Что там белеет вдали? Море, что ли? Не-ет, это ледник, точнее — приледниковая зона. Почему-то всем кажется, что должна быть ледяная стена, которая то наступает, то отступает при потеплениях. На самом деле это целая страна, в которой всегда весна. Или осень. Реки, речки, ручьи, озера и болота… Языки льда, обтаивающие по краям… Вдали их становится все больше, они сливаются друг с другом… А здесь широкие плоские галечные долины, валы камней. На свободных от льда водоразделах уже что-то растет — вездесущая ольха, наверное… Озера, озера… Почти все мелкие и прозрачные. Наверное, тут мерзлый грунт и вода остается на поверхности: кое-где ее больше, чем суши, — лишь перемычки между озерами. Господи, сколько же здесь птиц! Журавли, гуси, утки, бакланы, чайки какие-то… Прямо птичье царство! А дальше лед. Точнее, лед внизу, а сверху просто снег. Белый. Кое-где из него торчат бурые клыки скал — наверное, здесь еще не глубоко… Да, действительно, вдали скал уже нет. Только это все равно не похоже на купол — просто белая, сверкающая равнина… Здесь холодно, и нужно вернуться.
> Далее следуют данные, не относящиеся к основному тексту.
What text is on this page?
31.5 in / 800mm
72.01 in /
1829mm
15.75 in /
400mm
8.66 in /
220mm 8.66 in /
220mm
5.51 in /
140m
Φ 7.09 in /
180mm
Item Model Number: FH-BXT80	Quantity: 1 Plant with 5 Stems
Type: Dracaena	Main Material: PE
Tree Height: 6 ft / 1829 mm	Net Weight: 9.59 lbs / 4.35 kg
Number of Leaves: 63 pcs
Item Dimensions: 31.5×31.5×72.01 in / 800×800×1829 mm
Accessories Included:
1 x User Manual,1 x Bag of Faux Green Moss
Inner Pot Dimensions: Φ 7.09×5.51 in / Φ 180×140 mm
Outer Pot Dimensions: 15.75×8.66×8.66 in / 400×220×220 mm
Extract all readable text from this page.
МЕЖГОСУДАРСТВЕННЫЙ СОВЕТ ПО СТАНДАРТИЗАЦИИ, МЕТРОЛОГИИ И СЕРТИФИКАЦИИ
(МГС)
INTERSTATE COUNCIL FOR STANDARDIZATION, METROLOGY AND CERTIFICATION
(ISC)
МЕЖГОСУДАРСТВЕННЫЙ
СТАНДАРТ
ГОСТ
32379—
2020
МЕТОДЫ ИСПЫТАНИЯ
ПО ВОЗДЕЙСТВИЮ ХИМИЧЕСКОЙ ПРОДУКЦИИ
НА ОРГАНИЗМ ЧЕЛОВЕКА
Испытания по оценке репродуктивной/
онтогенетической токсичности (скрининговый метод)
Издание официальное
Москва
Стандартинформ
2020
Нужно вернуться… Нужно КОМУ?
Это же смешно: как может вернуться тот, кого нет? Точнее, тот, кто и так есть везде и во всем? Каждый зверь, каждая птица, каждая травинка, каждый камень и капля воды — это Я. Степь, небо, ледник, река, мамонт, комар и вот этот лемминг возле своей норки — это Я. Могу смотреть миллионами глаз со всех сторон. Но мне больше нравится сверху. Привычнее… Всегда любил работать с аэрофотоснимками…
КТО любил?!
Действительно… Ах да, я же человек! Тот самый, который слышит ушами, видит глазами, думает головой… Да-да, вот он Я. Но как же меня мало — несколько миллиардов, наверное… И это вместе с теми, кто уже умер и еще не родился… Этот Я живет в трехмерном мире, у которого есть верх и низ, право и лево, в котором время длится… Не стоило вспоминать об этом — быть всем гораздо лучше… Но так тоже хорошо. Только меня просили вернуться…
КОГО просили?!
Семена Николаевича Васильева? Вообще-то, он тоже Я. Только он, кажется, уже не сможет вернуться. Ему просто некуда, потому что есть Семхон — лоурин из Рода Волка, который тоже Я. Сижу на холме, обернув хвостом лапы, и говорю с ночным небом. Такого меня совсем мало — несколько тысяч, наверное. Из них в Среднем мире — десятки. Но в каждом все, кто был и кто будет: вот это Я кричит в родовых схватках, а вот это Я уже много часов втроем гонит оленя… Ах, как давит тетива на мозолистые кончики пальцев — попаду! Вот и все? Нет… Не хватает кого-то или чего-то… Как музыкальной фразе не хватает заключительного устойчивого звука, как жаждущему не хватает последнего глотка, чтобы напиться, как голодному последнего куска… Ведь Я же просил его вернуться!
КОГО?!
Для этого Я обозначено место во мне. Оно найдет его, если вернется… Это же рядом с Васильевым и Семхоном…
Ну же!
Кто?!!
Имя! Имя!! ИМЯ!!!»
И оно возникло.
Прозвучало? Пролетело? Протекло? Нет, просто возникло. Оно не было звуками. Но в нем были и звуки.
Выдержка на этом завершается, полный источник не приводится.